Begin the migration away from LastPass OTP to andOTP. This I should have done a long time ago, or never got into the LastPass OTP ecosystem in the first place to avoid the eggs in a single basket situation but we are where we are.

andOTP is an open source OTP manager for Android which syncs with Google Drive so over a period of time I can migrate all of the ~40 OTP codes across by resetting them. This isn’t a quick win and will take some time so I focussed on the sites which are the highest value (banking/email/etc) and will chip away at the rest as I get to them. Having an encrypted backup in Google Drive means that when I lose my phone I can still resync all my OTP codes onto my new device.

Identify my key passwords and change them anyway. LastPass don’t specify the need to do this but should my encrypted data get brute forced then the impact would be too high - identity theft and financial theft for starters. Again, I identified the high value accounts that I had such as Google (my email provider which is used for the validation of lots of other sites), banking, online shopping (Amazon) and key tech services such as Home Assistant and AWS.

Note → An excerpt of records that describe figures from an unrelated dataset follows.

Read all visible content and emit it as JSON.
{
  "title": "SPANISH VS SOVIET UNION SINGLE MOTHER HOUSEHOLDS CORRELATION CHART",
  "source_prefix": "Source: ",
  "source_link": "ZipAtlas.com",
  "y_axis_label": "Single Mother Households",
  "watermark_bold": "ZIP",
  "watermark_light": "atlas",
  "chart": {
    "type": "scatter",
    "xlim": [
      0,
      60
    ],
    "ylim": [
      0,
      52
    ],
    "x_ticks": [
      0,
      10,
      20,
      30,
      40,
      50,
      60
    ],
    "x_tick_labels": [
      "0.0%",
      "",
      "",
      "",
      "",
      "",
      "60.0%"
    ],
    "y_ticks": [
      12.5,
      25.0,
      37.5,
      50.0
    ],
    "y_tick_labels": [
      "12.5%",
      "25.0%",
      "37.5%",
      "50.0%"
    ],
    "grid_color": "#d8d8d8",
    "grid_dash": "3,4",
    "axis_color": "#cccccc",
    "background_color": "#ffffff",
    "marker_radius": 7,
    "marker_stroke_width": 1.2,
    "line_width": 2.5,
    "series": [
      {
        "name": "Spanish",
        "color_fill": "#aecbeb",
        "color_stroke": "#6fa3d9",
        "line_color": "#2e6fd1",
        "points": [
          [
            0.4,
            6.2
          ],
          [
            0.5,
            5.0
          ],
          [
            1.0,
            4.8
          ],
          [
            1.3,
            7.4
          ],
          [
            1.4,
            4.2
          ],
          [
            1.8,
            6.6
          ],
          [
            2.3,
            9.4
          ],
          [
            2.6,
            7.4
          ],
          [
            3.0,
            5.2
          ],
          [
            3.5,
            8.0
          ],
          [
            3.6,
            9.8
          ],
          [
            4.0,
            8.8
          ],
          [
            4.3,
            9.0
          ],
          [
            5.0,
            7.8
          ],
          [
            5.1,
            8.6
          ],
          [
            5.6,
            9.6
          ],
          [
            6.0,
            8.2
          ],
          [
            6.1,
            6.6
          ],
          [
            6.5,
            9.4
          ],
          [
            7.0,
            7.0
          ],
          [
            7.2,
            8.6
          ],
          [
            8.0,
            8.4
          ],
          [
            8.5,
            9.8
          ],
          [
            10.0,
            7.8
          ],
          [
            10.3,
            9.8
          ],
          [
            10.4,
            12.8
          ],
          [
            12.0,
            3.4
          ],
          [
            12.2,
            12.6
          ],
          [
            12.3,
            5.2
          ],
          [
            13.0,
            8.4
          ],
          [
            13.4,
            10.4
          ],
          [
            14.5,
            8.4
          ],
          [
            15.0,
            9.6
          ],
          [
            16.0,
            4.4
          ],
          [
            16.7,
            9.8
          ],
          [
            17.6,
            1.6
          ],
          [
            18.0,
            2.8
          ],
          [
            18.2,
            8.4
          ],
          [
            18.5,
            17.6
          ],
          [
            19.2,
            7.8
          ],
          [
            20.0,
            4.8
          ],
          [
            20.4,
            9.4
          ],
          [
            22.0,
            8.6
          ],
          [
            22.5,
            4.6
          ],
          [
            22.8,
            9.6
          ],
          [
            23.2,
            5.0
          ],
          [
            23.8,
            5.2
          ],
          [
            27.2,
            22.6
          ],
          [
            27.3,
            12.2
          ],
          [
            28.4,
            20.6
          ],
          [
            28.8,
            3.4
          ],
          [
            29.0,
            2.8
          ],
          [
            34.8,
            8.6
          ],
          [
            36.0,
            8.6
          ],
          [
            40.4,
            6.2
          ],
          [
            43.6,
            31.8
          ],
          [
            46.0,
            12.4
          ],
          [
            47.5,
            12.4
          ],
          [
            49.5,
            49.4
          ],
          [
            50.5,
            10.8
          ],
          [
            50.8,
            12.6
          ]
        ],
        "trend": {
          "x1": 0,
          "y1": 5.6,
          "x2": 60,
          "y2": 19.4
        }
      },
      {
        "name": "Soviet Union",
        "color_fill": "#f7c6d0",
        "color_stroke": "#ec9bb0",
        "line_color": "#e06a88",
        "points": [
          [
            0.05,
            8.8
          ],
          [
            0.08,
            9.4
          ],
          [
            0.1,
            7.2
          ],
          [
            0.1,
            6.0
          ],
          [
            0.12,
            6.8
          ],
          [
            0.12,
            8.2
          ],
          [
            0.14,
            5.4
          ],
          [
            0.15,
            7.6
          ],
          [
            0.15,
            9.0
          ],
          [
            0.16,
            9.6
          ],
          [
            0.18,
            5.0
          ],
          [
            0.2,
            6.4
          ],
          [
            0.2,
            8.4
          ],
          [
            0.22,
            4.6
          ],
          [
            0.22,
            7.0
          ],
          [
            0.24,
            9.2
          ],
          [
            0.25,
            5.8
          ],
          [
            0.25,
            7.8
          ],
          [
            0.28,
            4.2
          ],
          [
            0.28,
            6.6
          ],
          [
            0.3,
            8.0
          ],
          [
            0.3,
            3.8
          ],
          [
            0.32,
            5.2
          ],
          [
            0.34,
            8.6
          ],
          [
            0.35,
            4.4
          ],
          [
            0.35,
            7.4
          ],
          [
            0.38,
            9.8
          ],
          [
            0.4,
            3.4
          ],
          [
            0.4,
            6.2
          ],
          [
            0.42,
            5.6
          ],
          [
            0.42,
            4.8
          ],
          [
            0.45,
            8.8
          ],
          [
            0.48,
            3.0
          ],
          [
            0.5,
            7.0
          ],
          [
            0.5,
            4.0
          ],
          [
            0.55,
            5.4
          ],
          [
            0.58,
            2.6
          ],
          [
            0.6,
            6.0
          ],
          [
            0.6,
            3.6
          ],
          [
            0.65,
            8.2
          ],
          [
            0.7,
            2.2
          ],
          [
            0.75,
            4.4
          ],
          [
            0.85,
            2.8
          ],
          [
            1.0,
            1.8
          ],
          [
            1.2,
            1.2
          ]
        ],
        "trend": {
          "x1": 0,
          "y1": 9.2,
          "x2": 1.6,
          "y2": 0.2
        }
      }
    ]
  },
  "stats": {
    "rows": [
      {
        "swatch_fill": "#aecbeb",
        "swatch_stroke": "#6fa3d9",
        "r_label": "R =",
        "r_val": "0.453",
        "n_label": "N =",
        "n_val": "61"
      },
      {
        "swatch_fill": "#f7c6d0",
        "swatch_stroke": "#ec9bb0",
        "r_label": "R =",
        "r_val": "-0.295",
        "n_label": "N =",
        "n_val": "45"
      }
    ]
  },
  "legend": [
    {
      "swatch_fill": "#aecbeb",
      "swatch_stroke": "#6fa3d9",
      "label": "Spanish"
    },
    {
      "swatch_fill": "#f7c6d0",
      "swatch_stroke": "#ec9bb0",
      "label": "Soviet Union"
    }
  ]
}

Change my LastPass master password and multi factor options. Because I’m using another password manager, I no longer need to know my LastPass master password so it can now become a stupidly long/complex/random string that gets stored in Google Password Manager and means that should the attacker reverse my password from their stolen hashes then they won’t be able to log in to the LastPass web portal and access any of my online data.

Take a hard copy of my Google Password. My Google password is now my master password for everything Google related including my passwords so I’d better not lose it. It’s also something I don’t know - it’s a super strong/long/complex password that there’s no chance on Earth I would ever be able to remember so having a printed out copy locked away in a safe place means that should the worst happen I can still get access to my account (I have backup copies of OTP secrets/FIDO keys for just the same reason - not necessarily in the same format/location though). 😉

My LastPass subscription doesn’t expire until July 2023 so I’ve cancelled auto renewals and will keep the service running until that point. It’s not been easy to migrate away, it’s consumed a significant amount of time to perform all these actions and I’ll have to invest a similar amount of time for the other members of the family too, but it’s given me the kick I needed to break some bad habits that I’d fallen in to with the LastPass service and, let’s face it, taking some time to refresh all my key passwords is never a bad thing anyway.

As a result, I now have a much stronger security model in place with hopefully a less fiddly autofill solution given the native integration into Android and Chrome. The real test will be in the family migration away from LastPass which I’ll get to once I’ve ironed out the nuances of using a new suite of services. It’s definitely a shame to have to migrate away from LastPass, reinforced by the high cost of doing so, and probably overkill in all honesty, but the impact of my data being accessed is just too high to take any chances and that’s something I think LastPass have not taken seriously enough or even acknowledged.